Empat Tahun Nihil Kasus Malaria di Kota Bengkulu, Dinkes Tetap Ingatkan Waspada Penyakit Lain

Indonesiaraja.com,Bengkulu- Pemerintah Kota Bengkulu, melalui Dinas Kesehatan (Dinkes) Kota Bengkulu, berhasil mencapai tahap eliminasi penyakit malaria. Hingga saat ini, sudah hampir empat tahun Kota Bengkulu bebas dari kasus malaria, dengan catatan terakhir pada 2020, kota ini telah mendapatkan sertifikat eliminasi malaria dari Kementerian Kesehatan Republik Indonesia.

Kepala Dinas Kesehatan Kota Bengkulu, Joni Haryadi, mengungkapkan bahwa meskipun tidak ada kasus malaria yang terjadi di dalam kota, namun jika ada kasus yang ditemukan, biasanya berasal dari luar daerah.

"Alhamdulillah, sampai tahun 2024, di Kota Bengkulu tidak ada kasus penderita malaria," ujar Joni, Sabtu (18/01/2025).

Meskipun demikian, Joni tetap mengimbau kepada masyarakat untuk tetap waspada terhadap malaria, karena penyakit ini sering kali dibawa oleh pendatang dari daerah yang masih endemis malaria. Ia juga menjelaskan ada empat jenis plasmodium penyebab malaria, yaitu vivax, ovale, malariae, dan falciparum, yang memerlukan pengobatan yang berbeda-beda tergantung jenisnya.

"Pengobatan malaria disesuaikan dengan jenis malarianya, tingkat keparahan, dan kondisi pasien. Obat yang diberikan biasanya berupa chloroquine dan primaquine," imbuhnya.

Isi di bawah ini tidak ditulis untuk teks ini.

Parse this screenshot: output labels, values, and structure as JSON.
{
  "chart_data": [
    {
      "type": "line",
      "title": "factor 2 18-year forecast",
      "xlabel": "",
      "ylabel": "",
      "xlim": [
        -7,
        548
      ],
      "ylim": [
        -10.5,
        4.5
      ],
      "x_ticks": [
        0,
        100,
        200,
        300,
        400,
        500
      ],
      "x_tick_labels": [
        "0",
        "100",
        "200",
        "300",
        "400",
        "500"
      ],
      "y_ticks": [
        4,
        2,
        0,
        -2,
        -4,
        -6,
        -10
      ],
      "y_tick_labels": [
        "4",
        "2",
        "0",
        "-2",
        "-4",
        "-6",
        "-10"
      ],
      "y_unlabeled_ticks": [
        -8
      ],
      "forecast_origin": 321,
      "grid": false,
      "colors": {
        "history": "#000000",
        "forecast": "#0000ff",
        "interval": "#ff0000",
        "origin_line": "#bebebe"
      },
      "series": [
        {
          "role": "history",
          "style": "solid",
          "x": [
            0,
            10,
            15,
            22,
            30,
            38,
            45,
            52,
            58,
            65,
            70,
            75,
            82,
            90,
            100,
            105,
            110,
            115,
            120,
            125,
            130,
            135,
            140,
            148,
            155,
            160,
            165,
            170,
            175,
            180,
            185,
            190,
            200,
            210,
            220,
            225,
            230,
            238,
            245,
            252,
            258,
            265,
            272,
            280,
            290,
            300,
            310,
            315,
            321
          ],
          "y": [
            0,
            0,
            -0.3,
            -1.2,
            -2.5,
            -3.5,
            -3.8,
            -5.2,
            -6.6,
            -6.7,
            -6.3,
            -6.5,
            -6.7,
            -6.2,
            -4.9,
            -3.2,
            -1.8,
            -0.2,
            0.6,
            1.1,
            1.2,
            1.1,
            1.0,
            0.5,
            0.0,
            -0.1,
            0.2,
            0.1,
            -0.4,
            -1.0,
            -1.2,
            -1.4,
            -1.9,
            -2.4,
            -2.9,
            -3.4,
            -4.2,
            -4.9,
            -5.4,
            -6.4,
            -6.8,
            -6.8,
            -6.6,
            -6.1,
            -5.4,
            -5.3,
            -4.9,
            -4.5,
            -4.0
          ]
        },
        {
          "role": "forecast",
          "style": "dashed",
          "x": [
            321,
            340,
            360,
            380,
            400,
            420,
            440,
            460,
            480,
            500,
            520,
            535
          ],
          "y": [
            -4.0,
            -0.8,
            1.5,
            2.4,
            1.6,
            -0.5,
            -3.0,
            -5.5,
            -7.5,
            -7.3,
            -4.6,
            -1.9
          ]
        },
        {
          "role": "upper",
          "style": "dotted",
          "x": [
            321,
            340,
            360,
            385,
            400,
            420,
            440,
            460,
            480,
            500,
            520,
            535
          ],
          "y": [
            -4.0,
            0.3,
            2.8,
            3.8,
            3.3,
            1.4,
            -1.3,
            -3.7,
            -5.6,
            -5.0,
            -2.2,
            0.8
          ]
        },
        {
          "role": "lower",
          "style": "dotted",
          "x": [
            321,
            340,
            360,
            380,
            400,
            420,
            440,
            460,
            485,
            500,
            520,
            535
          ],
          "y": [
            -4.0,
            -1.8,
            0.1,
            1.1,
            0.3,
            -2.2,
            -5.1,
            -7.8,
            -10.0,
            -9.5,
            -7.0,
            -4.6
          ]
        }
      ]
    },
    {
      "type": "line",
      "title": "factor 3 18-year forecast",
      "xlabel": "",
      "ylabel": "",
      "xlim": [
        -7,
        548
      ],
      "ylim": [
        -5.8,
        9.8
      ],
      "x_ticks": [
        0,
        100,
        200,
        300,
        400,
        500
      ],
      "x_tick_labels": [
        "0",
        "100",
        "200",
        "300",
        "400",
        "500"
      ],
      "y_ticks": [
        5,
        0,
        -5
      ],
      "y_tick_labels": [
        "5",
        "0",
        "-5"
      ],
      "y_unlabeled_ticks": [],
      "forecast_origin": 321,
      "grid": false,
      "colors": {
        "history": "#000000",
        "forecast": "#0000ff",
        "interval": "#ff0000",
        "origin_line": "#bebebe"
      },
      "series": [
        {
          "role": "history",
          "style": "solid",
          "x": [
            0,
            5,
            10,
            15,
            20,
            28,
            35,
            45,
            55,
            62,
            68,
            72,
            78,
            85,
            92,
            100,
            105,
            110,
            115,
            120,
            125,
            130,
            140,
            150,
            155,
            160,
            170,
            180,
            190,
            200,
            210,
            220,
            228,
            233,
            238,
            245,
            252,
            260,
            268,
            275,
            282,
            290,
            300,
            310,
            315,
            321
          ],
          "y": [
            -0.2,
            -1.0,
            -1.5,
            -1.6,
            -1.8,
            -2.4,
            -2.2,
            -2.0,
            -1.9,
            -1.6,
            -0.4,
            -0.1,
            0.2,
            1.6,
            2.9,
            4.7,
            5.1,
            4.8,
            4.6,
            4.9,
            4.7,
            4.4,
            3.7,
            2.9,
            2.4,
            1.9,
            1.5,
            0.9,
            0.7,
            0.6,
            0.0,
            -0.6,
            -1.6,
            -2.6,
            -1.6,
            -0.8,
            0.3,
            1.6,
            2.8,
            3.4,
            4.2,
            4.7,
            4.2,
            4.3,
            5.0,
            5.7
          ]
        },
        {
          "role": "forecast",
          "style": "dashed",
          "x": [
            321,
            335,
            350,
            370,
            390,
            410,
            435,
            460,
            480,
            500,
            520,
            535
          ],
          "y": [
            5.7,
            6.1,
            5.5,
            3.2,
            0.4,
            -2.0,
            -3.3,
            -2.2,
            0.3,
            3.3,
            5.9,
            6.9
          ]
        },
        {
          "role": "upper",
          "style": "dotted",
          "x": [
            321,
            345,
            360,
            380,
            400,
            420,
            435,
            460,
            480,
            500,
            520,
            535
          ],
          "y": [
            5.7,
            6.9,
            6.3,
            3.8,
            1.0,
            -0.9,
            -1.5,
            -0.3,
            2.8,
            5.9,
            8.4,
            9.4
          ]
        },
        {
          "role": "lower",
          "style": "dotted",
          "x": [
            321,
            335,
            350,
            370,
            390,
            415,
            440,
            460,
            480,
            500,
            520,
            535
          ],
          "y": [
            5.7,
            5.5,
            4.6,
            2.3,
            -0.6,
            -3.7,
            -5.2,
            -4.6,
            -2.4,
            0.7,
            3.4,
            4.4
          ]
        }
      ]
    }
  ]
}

Namun, meski berhasil mengatasi malaria, Dinas Kesehatan Kota Bengkulu kini menghadapi tantangan baru, yaitu penyakit Demam Berdarah Dengue (DBD). Penyakit ini menjadi perhatian utama, mengingat cuaca yang terus berubah antara hujan dan panas. Joni menjelaskan, ketika cuaca hujan dan menyebabkan banjir, perkembangan nyamuk Aedes, penyebab DBD, akan terhambat. Namun, saat cuaca berganti-ganti, nyamuk Aedes justru memiliki kesempatan untuk berkembang biak di tempat-tempat yang tergenang air.

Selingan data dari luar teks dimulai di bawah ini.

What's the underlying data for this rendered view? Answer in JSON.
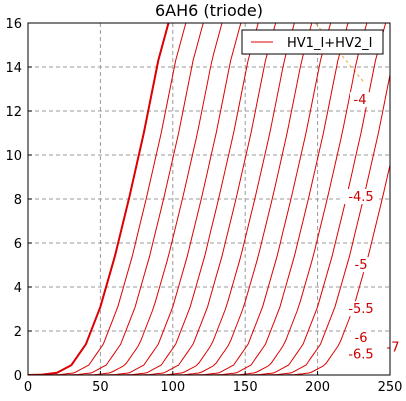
{
  "chart_data": {
    "type": "line",
    "title": "6AH6 (triode)",
    "xlabel": "",
    "ylabel": "",
    "xlim": [
      0,
      250
    ],
    "ylim": [
      0,
      16
    ],
    "xticks": [
      "0",
      "50",
      "100",
      "150",
      "200",
      "250"
    ],
    "yticks": [
      "0",
      "2",
      "4",
      "6",
      "8",
      "10",
      "12",
      "14",
      "16"
    ],
    "grid": true,
    "legend": {
      "position": "top-right",
      "entries": [
        "HV1_I+HV2_I"
      ]
    },
    "colors": {
      "curve": "#dd0000",
      "grid": "#9a9a9a",
      "reference": "#e8a640"
    },
    "curve_labels": [
      "-4",
      "-4.5",
      "-5",
      "-5.5",
      "-6",
      "-6.5",
      "-7"
    ],
    "series": [
      {
        "grid_v": 0,
        "x": [
          0,
          10,
          20,
          30,
          40,
          50,
          60,
          70,
          80,
          90,
          97
        ],
        "y": [
          0,
          0.02,
          0.1,
          0.45,
          1.4,
          3.1,
          5.4,
          8.1,
          11.0,
          14.3,
          16
        ]
      },
      {
        "grid_v": -0.5,
        "offset": 12
      },
      {
        "grid_v": -1.0,
        "offset": 24
      },
      {
        "grid_v": -1.5,
        "offset": 37
      },
      {
        "grid_v": -2.0,
        "offset": 50
      },
      {
        "grid_v": -2.5,
        "offset": 62
      },
      {
        "grid_v": -3.0,
        "offset": 74
      },
      {
        "grid_v": -3.5,
        "offset": 87
      },
      {
        "grid_v": -4.0,
        "offset": 99,
        "label": "-4"
      },
      {
        "grid_v": -4.5,
        "offset": 112,
        "label": "-4.5"
      },
      {
        "grid_v": -5.0,
        "offset": 124,
        "label": "-5"
      },
      {
        "grid_v": -5.5,
        "offset": 137,
        "label": "-5.5"
      },
      {
        "grid_v": -6.0,
        "offset": 150,
        "label": "-6"
      },
      {
        "grid_v": -6.5,
        "offset": 162,
        "label": "-6.5"
      },
      {
        "grid_v": -7.0,
        "offset": 175,
        "label": "-7"
      }
    ]
  }
}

"Oleh karena itu, kami mengimbau masyarakat untuk tetap menjaga kebersihan lingkungan dan melakukan langkah-langkah pencegahan dengan 3M, yaitu menguras, menutup, dan mengubur wadah yang berpotensi menjadi tempat berkembang biaknya nyamuk," tegas Joni.

Dengan upaya yang terus dilakukan oleh Dinkes Kota Bengkulu dan partisipasi aktif masyarakat, diharapkan Kota Bengkulu dapat tetap bebas dari malaria dan dapat mengendalikan penyebaran DBD.